The United States is a leading producer of agricultural products, and much of what is grown on US farms feeds the US population. In fact, between 60 and 75 percent of fresh produce available in the US is produced domestically. While the current system efficiently delivers a multitude of products to market 365 days a year both domestically and via imports, there is room to improve the loss associated with the amount of resources it takes to accomplish this delivery along the supply chain, particularly at both endpoints – farms and retailers.
“When food is lost at any point on its journey from farm to plate, that loss contributes to wasted land, water, and other resources used to produce that food,” said Pete Pearson, director of food loss and waste at WWF. “There’s incredible opportunity to learn what drives food loss in domestic production and distribution, and to influence import markets by finding better global practices that could reduce agricultural expansion in other parts of the world.”
To begin to understand just how much food loss can be prevented, WWF collected baseline primary data from farms on post-harvest losses of fresh and processing peaches, processing potatoes, fresh and processing tomatoes, and romaine lettuce. The term “processing” applies to produce that is transformed via methods such as juicing, drying, and freezing rather than sold fresh. WWF also supported Santa Clara University on their measurement of loss in over 10 specialty crops in California. The two studies combined to produce both quantitative and qualitative data that paint a picture not just of the amount of each specialty crop that was underutilized, but also the drivers of loss at the farm-level.
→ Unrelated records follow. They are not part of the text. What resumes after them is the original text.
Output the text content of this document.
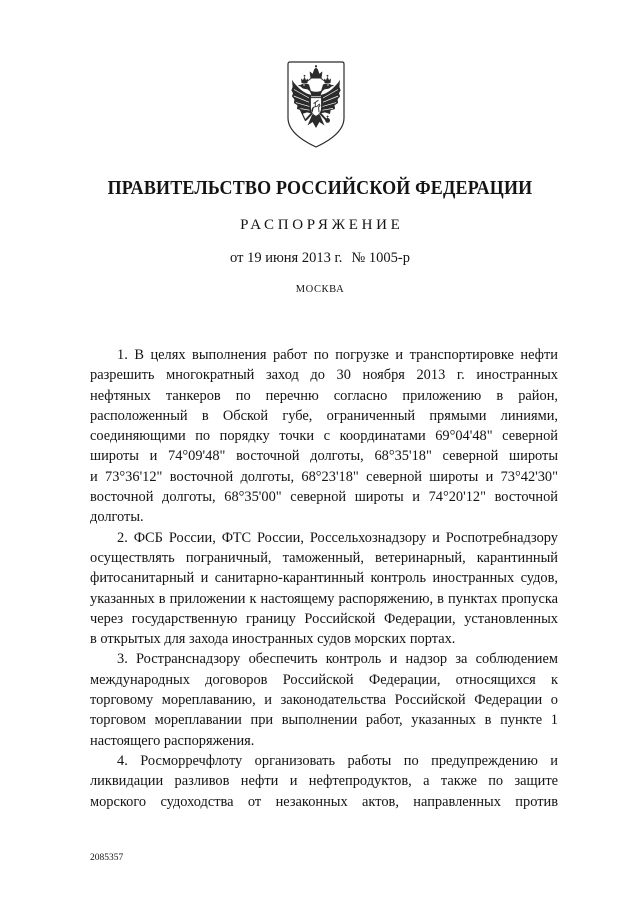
ПРАВИТЕЛЬСТВО РОССИЙСКОЙ ФЕДЕРАЦИИ
РАСПОРЯЖЕНИЕ
от 19 июня 2013 г. № 1005-р
МОСКВА
1. В целях выполнения работ по погрузке и транспортировке нефти
разрешить многократный заход до 30 ноября 2013 г. иностранных
нефтяных танкеров по перечню согласно приложению в район,
расположенный в Обской губе, ограниченный прямыми линиями,
соединяющими по порядку точки с координатами 69°04'48" северной
широты и 74°09'48" восточной долготы, 68°35'18" северной широты
и 73°36'12" восточной долготы, 68°23'18" северной широты и 73°42'30"
восточной долготы, 68°35'00" северной широты и 74°20'12" восточной
долготы.
2. ФСБ России, ФТС России, Россельхознадзору и Роспотребнадзору
осуществлять пограничный, таможенный, ветеринарный, карантинный
фитосанитарный и санитарно-карантинный контроль иностранных судов,
указанных в приложении к настоящему распоряжению, в пунктах пропуска
через государственную границу Российской Федерации, установленных
в открытых для захода иностранных судов морских портах.
3. Ространснадзору обеспечить контроль и надзор за соблюдением
международных договоров Российской Федерации, относящихся к
торговому мореплаванию, и законодательства Российской Федерации о
торговом мореплавании при выполнении работ, указанных в пункте 1
настоящего распоряжения.
4. Росморречфлоту организовать работы по предупреждению и
ликвидации разливов нефти и нефтепродуктов, а также по защите
морского судоходства от незаконных актов, направленных против
2085357
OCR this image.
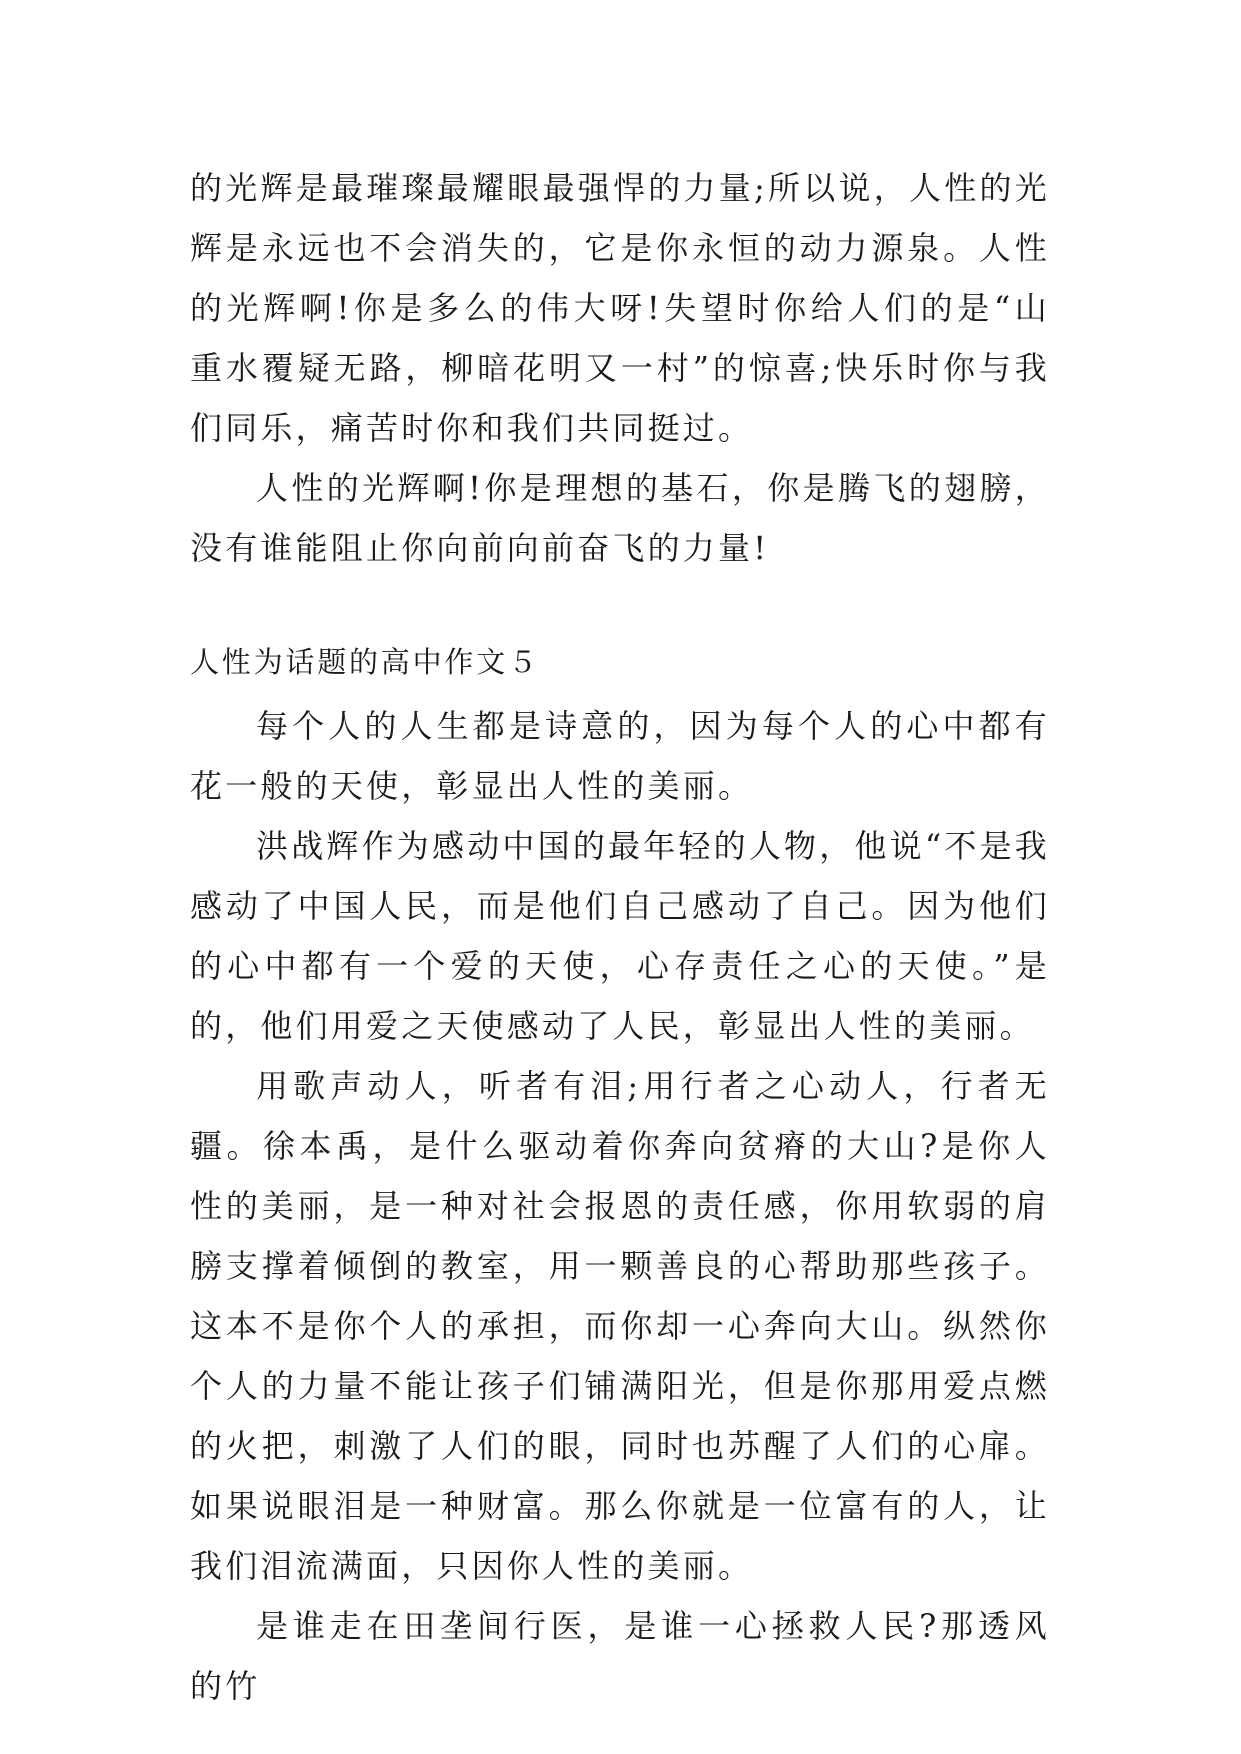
的光辉是最璀璨最耀眼最强悍的力量;所以说，人性的光辉是永远也不会消失的，它是你永恒的动力源泉。人性的光辉啊!你是多么的伟大呀!失望时你给人们的是“山重水覆疑无路，柳暗花明又一村”的惊喜;快乐时你与我们同乐，痛苦时你和我们共同挺过。

人性的光辉啊!你是理想的基石，你是腾飞的翅膀，没有谁能阻止你向前向前奋飞的力量!

人性为话题的高中作文５

每个人的人生都是诗意的，因为每个人的心中都有花一般的天使，彰显出人性的美丽。

洪战辉作为感动中国的最年轻的人物，他说“不是我感动了中国人民，而是他们自己感动了自己。因为他们的心中都有一个爱的天使，心存责任之心的天使。”是的，他们用爱之天使感动了人民，彰显出人性的美丽。

用歌声动人，听者有泪;用行者之心动人，行者无疆。徐本禹，是什么驱动着你奔向贫瘠的大山?是你人性的美丽，是一种对社会报恩的责任感，你用软弱的肩膀支撑着倾倒的教室，用一颗善良的心帮助那些孩子。这本不是你个人的承担，而你却一心奔向大山。纵然你个人的力量不能让孩子们铺满阳光，但是你那用爱点燃的火把，刺激了人们的眼，同时也苏醒了人们的心扉。如果说眼泪是一种财富。那么你就是一位富有的人，让我们泪流满面，只因你人性的美丽。

是谁走在田垄间行医，是谁一心拯救人民?那透风的竹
Farmers are often faced with hardships and economic losses deciding whether to produce in excess of existing contracts with retailers, to rescue unmarketable produce or to allow outside organizations or gleaners to rescue this produce. Farmers also face challenging labor conditions, market dynamics, and strict quality standards that make it increasingly difficult to find markets for all produce coming out of the field. This all leads to unintended loss of produce.
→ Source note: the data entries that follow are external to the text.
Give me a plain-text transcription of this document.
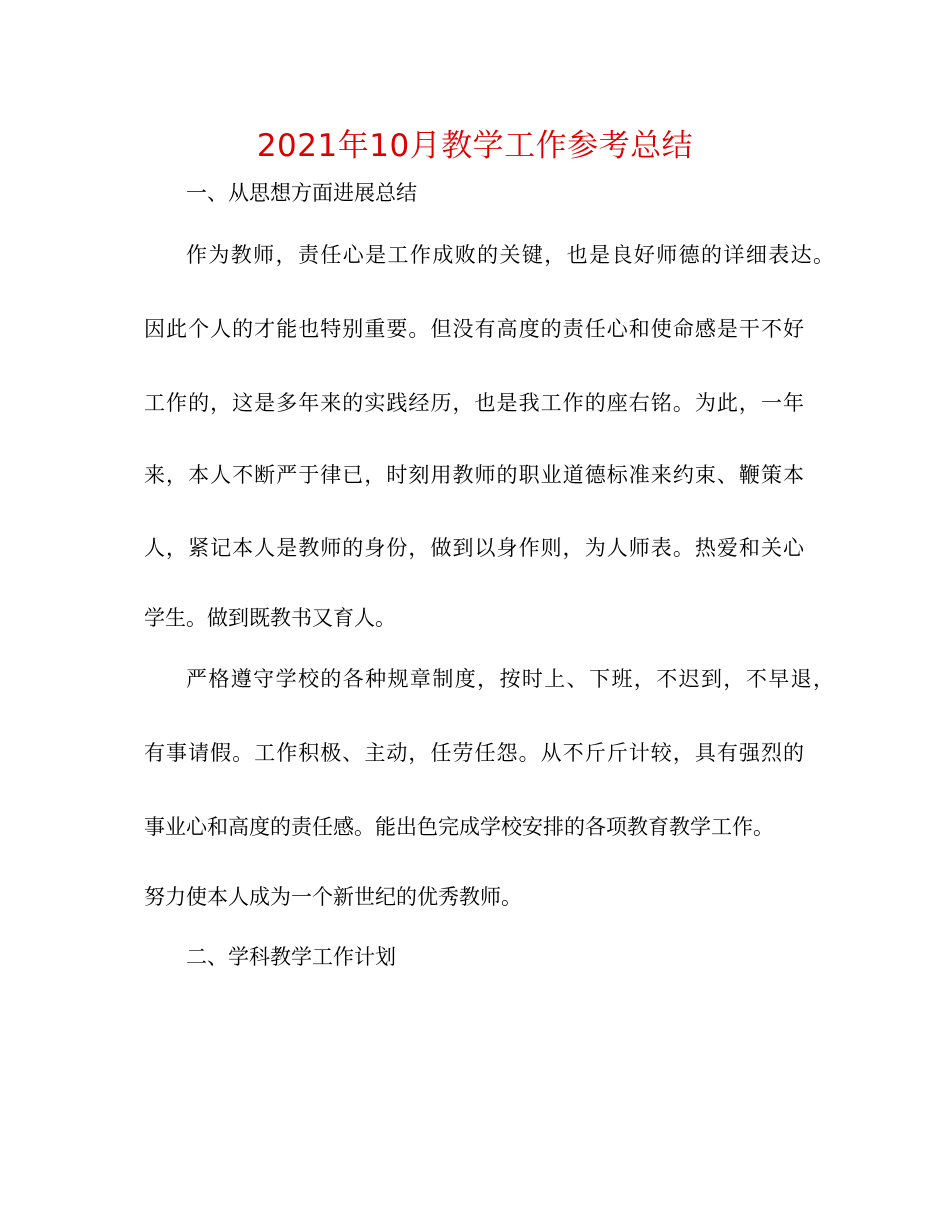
2021年10月教学工作参考总结

一、从思想方面进展总结

作为教师，责任心是工作成败的关键，也是良好师德的详细表达。

因此个人的才能也特别重要。但没有高度的责任心和使命感是干不好

工作的，这是多年来的实践经历，也是我工作的座右铭。为此，一年

来，本人不断严于律已，时刻用教师的职业道德标准来约束、鞭策本

人，紧记本人是教师的身份，做到以身作则，为人师表。热爱和关心

学生。做到既教书又育人。

严格遵守学校的各种规章制度，按时上、下班，不迟到，不早退，

有事请假。工作积极、主动，任劳任怨。从不斤斤计较，具有强烈的

事业心和高度的责任感。能出色完成学校安排的各项教育教学工作。

努力使本人成为一个新世纪的优秀教师。

二、学科教学工作计划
Americans can begin to shift market dynamics by eating their recommended daily fruits and vegetables, which do not always need to be fresh. Currently only one in 10 American adults meet the daily federally-recommended fruit and vegetable intake. To make that shift, more research must be done to understand consumers – what they buy, what they eat, and how those preferences are contributing to loss.
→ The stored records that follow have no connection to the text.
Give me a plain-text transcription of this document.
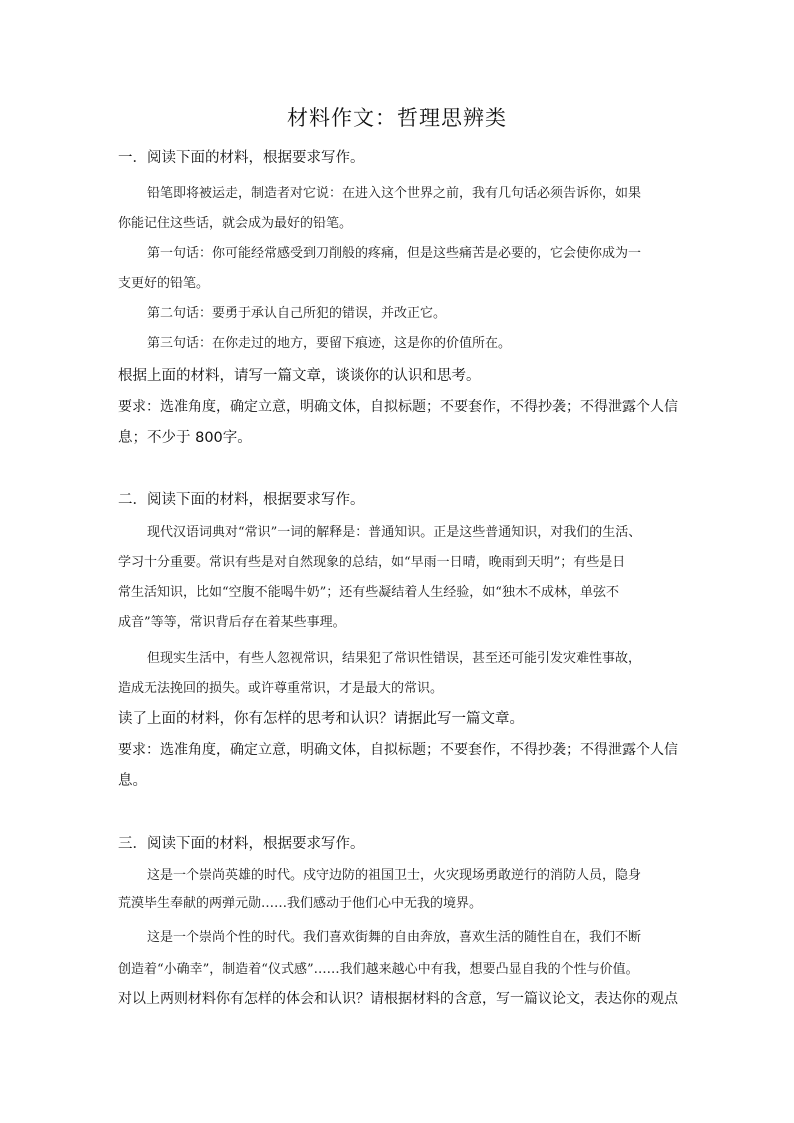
材料作文：哲理思辨类
一．阅读下面的材料，根据要求写作。
铅笔即将被运走，制造者对它说：在进入这个世界之前，我有几句话必须告诉你，如果
你能记住这些话，就会成为最好的铅笔。
第一句话：你可能经常感受到刀削般的疼痛，但是这些痛苦是必要的，它会使你成为一
支更好的铅笔。
第二句话：要勇于承认自己所犯的错误，并改正它。
第三句话：在你走过的地方，要留下痕迹，这是你的价值所在。
根据上面的材料，请写一篇文章，谈谈你的认识和思考。
要求：选准角度，确定立意，明确文体，自拟标题；不要套作，不得抄袭；不得泄露个人信
息；不少于 800字。
二．阅读下面的材料，根据要求写作。
现代汉语词典对“常识”一词的解释是：普通知识。正是这些普通知识，对我们的生活、
学习十分重要。常识有些是对自然现象的总结，如“早雨一日晴，晚雨到天明”；有些是日
常生活知识，比如“空腹不能喝牛奶”；还有些凝结着人生经验，如“独木不成林，单弦不
成音”等等，常识背后存在着某些事理。
但现实生活中，有些人忽视常识，结果犯了常识性错误，甚至还可能引发灾难性事故，
造成无法挽回的损失。或许尊重常识，才是最大的常识。
读了上面的材料，你有怎样的思考和认识？请据此写一篇文章。
要求：选准角度，确定立意，明确文体，自拟标题；不要套作，不得抄袭；不得泄露个人信
息。
三．阅读下面的材料，根据要求写作。
这是一个崇尚英雄的时代。戍守边防的祖国卫士，火灾现场勇敢逆行的消防人员，隐身
荒漠毕生奉献的两弹元勋……我们感动于他们心中无我的境界。
这是一个崇尚个性的时代。我们喜欢街舞的自由奔放，喜欢生活的随性自在，我们不断
创造着“小确幸”，制造着“仪式感”……我们越来越心中有我，想要凸显自我的个性与价值。
对以上两则材料你有怎样的体会和认识？请根据材料的含意，写一篇议论文，表达你的观点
This report, which is the first in a series that WWF will release, was funded by the Walmart Foundation and the Foundation for Food and Agriculture Research (FFAR). The results found here represent only a single season and specific region included in the study. Over the upcoming growing seasons, WWF will investigate a variety of crops to better understand loss across the entire fruit and vegetable market and will continue to track other research on this topic to provide robust assessments of post-harvest loss in the US specialty crop market.
“Our work is just beginning to address food loss at every stage,” shared Pearson. “With continued commitment to understanding our trends, we can make supply chains more transparent, adjust agricultural purchasing, shift consumer perceptions of fruits and vegetables, and take better care of our Earth through more efficient use of food.”